# Model Prototyping

This notebook prototypes a predictive model for crew fatigue. We utilize a simple linear regression as a baseline model. The notebook includes data preprocessing, model training, evaluation, and a brief discussion on hyperparameter tuning and potential next steps.

**Objectives:**
- Build a baseline predictive model for crew fatigue.
- Evaluate model performance using appropriate metrics.
- Lay the groundwork for more advanced modeling approaches.

In [1]:
import pandas as pd
from sklearn.model_selection import train_test_split
from sklearn.linear_model import LinearRegression
from sklearn.metrics import mean_squared_error
import joblib

# Load the processed crew data
df = pd.read_csv('../datasets/processed/crew_data_processed.csv')
print('Data loaded. Shape:', df.shape)

# Define features and target
# (In a real scenario, multiple features would be used.

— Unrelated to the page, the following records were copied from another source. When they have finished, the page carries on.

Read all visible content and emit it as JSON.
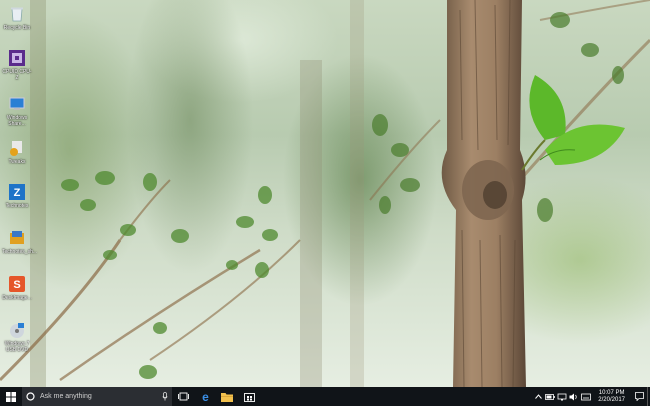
{
  "desktop": {
    "icons": [
      {
        "name": "recycle-bin-icon",
        "label": "Recycle Bin"
      },
      {
        "name": "cpuid-icon",
        "label": "CPUID CPU-Z"
      },
      {
        "name": "windows-share-icon",
        "label": "Windows\nShare..."
      },
      {
        "name": "tweaks-icon",
        "label": "Tweaks"
      },
      {
        "name": "technotes-icon",
        "label": "Technotes"
      },
      {
        "name": "technotes-shortcut-icon",
        "label": "Technotes_sh..."
      },
      {
        "name": "deskimage-icon",
        "label": "DeskImage..."
      },
      {
        "name": "windows7-usb-dvd-icon",
        "label": "Windows 7\nUSB DVD"
      }
    ]
  },
  "taskbar": {
    "search_placeholder": "Ask me anything",
    "pinned": [
      "start-button",
      "task-view-button",
      "edge-button",
      "file-explorer-button",
      "store-button"
    ],
    "clock_time": "10:07 PM",
    "clock_date": "2/20/2017",
    "colors": {
      "bar": "#101418",
      "search": "#2b2e33",
      "edge": "#3b8fe6",
      "folder": "#f2c14e"
    }
  }
}
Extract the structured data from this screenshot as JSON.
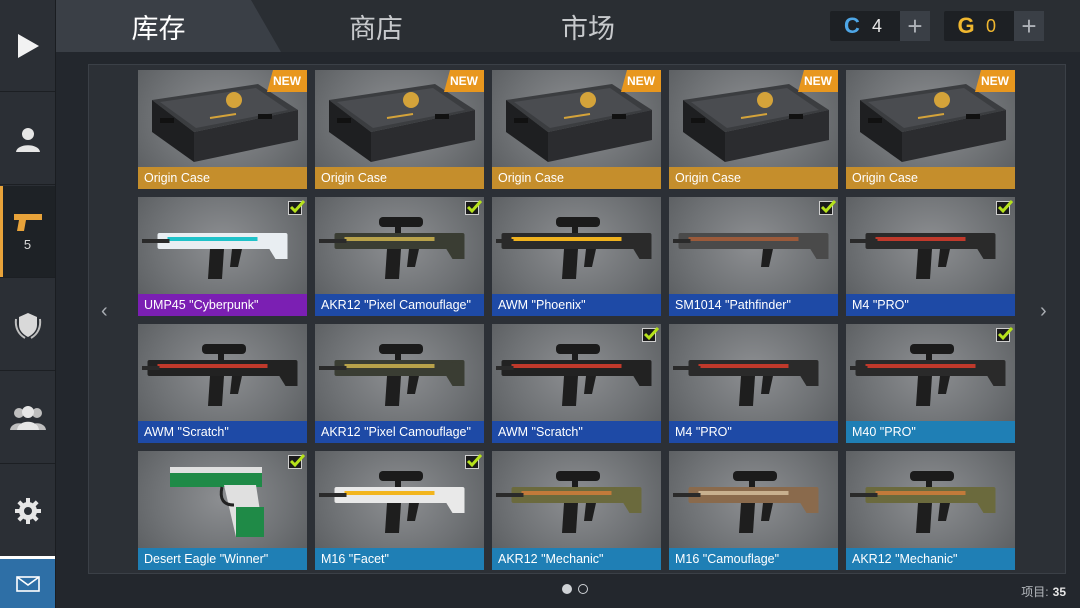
{
  "sidebar": {
    "items": [
      {
        "name": "play",
        "icon": "play-icon"
      },
      {
        "name": "profile",
        "icon": "person-icon"
      },
      {
        "name": "weapons",
        "icon": "pistol-icon",
        "badge": "5",
        "active": true
      },
      {
        "name": "rank",
        "icon": "shield-laurel-icon"
      },
      {
        "name": "friends",
        "icon": "group-icon"
      },
      {
        "name": "settings",
        "icon": "gear-icon"
      }
    ],
    "mail_icon": "mail-icon"
  },
  "header": {
    "tabs": [
      {
        "label": "库存",
        "active": true
      },
      {
        "label": "商店",
        "active": false
      },
      {
        "label": "市场",
        "active": false
      }
    ],
    "currencies": [
      {
        "icon_letter": "C",
        "value": "4",
        "color": "#4ea6e6"
      },
      {
        "icon_letter": "G",
        "value": "0",
        "color": "#f0b72f"
      }
    ],
    "add_symbol": "+"
  },
  "nav": {
    "prev": "‹",
    "next": "›"
  },
  "items": [
    {
      "label": "Origin Case",
      "rarity": "gold",
      "kind": "case",
      "new": true,
      "checked": false
    },
    {
      "label": "Origin Case",
      "rarity": "gold",
      "kind": "case",
      "new": true,
      "checked": false
    },
    {
      "label": "Origin Case",
      "rarity": "gold",
      "kind": "case",
      "new": true,
      "checked": false
    },
    {
      "label": "Origin Case",
      "rarity": "gold",
      "kind": "case",
      "new": true,
      "checked": false
    },
    {
      "label": "Origin Case",
      "rarity": "gold",
      "kind": "case",
      "new": true,
      "checked": false
    },
    {
      "label": "UMP45 \"Cyberpunk\"",
      "rarity": "purple",
      "kind": "smg",
      "skin": "cyber",
      "new": false,
      "checked": true
    },
    {
      "label": "AKR12 \"Pixel Camouflage\"",
      "rarity": "blue",
      "kind": "rifle",
      "skin": "pixel",
      "new": false,
      "checked": true
    },
    {
      "label": "AWM \"Phoenix\"",
      "rarity": "blue",
      "kind": "sniper",
      "skin": "phoenix",
      "new": false,
      "checked": false
    },
    {
      "label": "SM1014 \"Pathfinder\"",
      "rarity": "blue",
      "kind": "shotgun",
      "skin": "pathfinder",
      "new": false,
      "checked": true
    },
    {
      "label": "M4 \"PRO\"",
      "rarity": "blue",
      "kind": "rifle",
      "skin": "pro",
      "new": false,
      "checked": true
    },
    {
      "label": "AWM \"Scratch\"",
      "rarity": "blue",
      "kind": "sniper",
      "skin": "scratch",
      "new": false,
      "checked": false
    },
    {
      "label": "AKR12 \"Pixel Camouflage\"",
      "rarity": "blue",
      "kind": "rifle",
      "skin": "pixel",
      "new": false,
      "checked": false
    },
    {
      "label": "AWM \"Scratch\"",
      "rarity": "blue",
      "kind": "sniper",
      "skin": "scratch",
      "new": false,
      "checked": true
    },
    {
      "label": "M4 \"PRO\"",
      "rarity": "blue",
      "kind": "rifle",
      "skin": "pro",
      "new": false,
      "checked": false
    },
    {
      "label": "M40 \"PRO\"",
      "rarity": "lblue",
      "kind": "sniper",
      "skin": "pro",
      "new": false,
      "checked": true
    },
    {
      "label": "Desert Eagle \"Winner\"",
      "rarity": "lblue",
      "kind": "pistol",
      "skin": "winner",
      "new": false,
      "checked": true
    },
    {
      "label": "M16 \"Facet\"",
      "rarity": "lblue",
      "kind": "rifle",
      "skin": "facet",
      "new": false,
      "checked": true
    },
    {
      "label": "AKR12 \"Mechanic\"",
      "rarity": "lblue",
      "kind": "rifle",
      "skin": "mechanic",
      "new": false,
      "checked": false
    },
    {
      "label": "M16 \"Camouflage\"",
      "rarity": "lblue",
      "kind": "rifle",
      "skin": "camo",
      "new": false,
      "checked": false
    },
    {
      "label": "AKR12 \"Mechanic\"",
      "rarity": "lblue",
      "kind": "rifle",
      "skin": "mechanic",
      "new": false,
      "checked": false
    }
  ],
  "new_badge": "NEW",
  "pagination": {
    "pages": 2,
    "current": 1
  },
  "footer": {
    "count_label": "项目:",
    "count_value": "35"
  },
  "colors": {
    "gold": "#c58e2c",
    "purple": "#7b1fb3",
    "blue": "#1e4aa6",
    "lblue": "#1f7fb5",
    "accent": "#e8a33a"
  }
}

Here, we use 'fatigue_score' as both feature and target as a placeholder.)
X = df[['fatigue_score']]
y = df['fatigue_score']

# Split the data into training and testing sets
X_train, X_test, y_train, y_test = train_test_split(X, y, test_size=0.2, random_state=42)
print('Training set size:', X_train.shape, 'Test set size:', X_test.shape)

In [2]:
# Train a simple linear regression model
model = LinearRegression()
model.fit(X_train, y_train)

# Evaluate the model on the test set
predictions = model.predict(X_test)
mse = mean_squared_error(y_test, predictions)
print('Mean Squared Error on Test Set:', mse)

# Display model parameters
print('Model Coefficients:', model.coef_)
print('Model Intercept:', model.intercept_)

In [3]:
# Save the trained model for future use
joblib.dump(model, '../models/crew_fatigue_model.pkl')
print('Model saved to ../models/crew_fatigue_model.pkl')

## Next Steps and Considerations

- **Hyperparameter Tuning:** Explore grid search or random search methods to optimize model parameters.
- **Feature Engineering:** Incorporate additional features from the dataset to improve predictive power.
- **Model Evaluation:** Use additional metrics (e.g., MAE, R²) and cross-validation to better assess performance.
- **Advanced Models:** Consider more complex models (e.g., ensemble methods, neural networks) if baseline performance is insufficient.

## Conclusion

The baseline predictive model has been successfully prototyped and evaluated. The results, along with the outlined next steps, provide a strong foundation for further model refinement and development within UCODTS.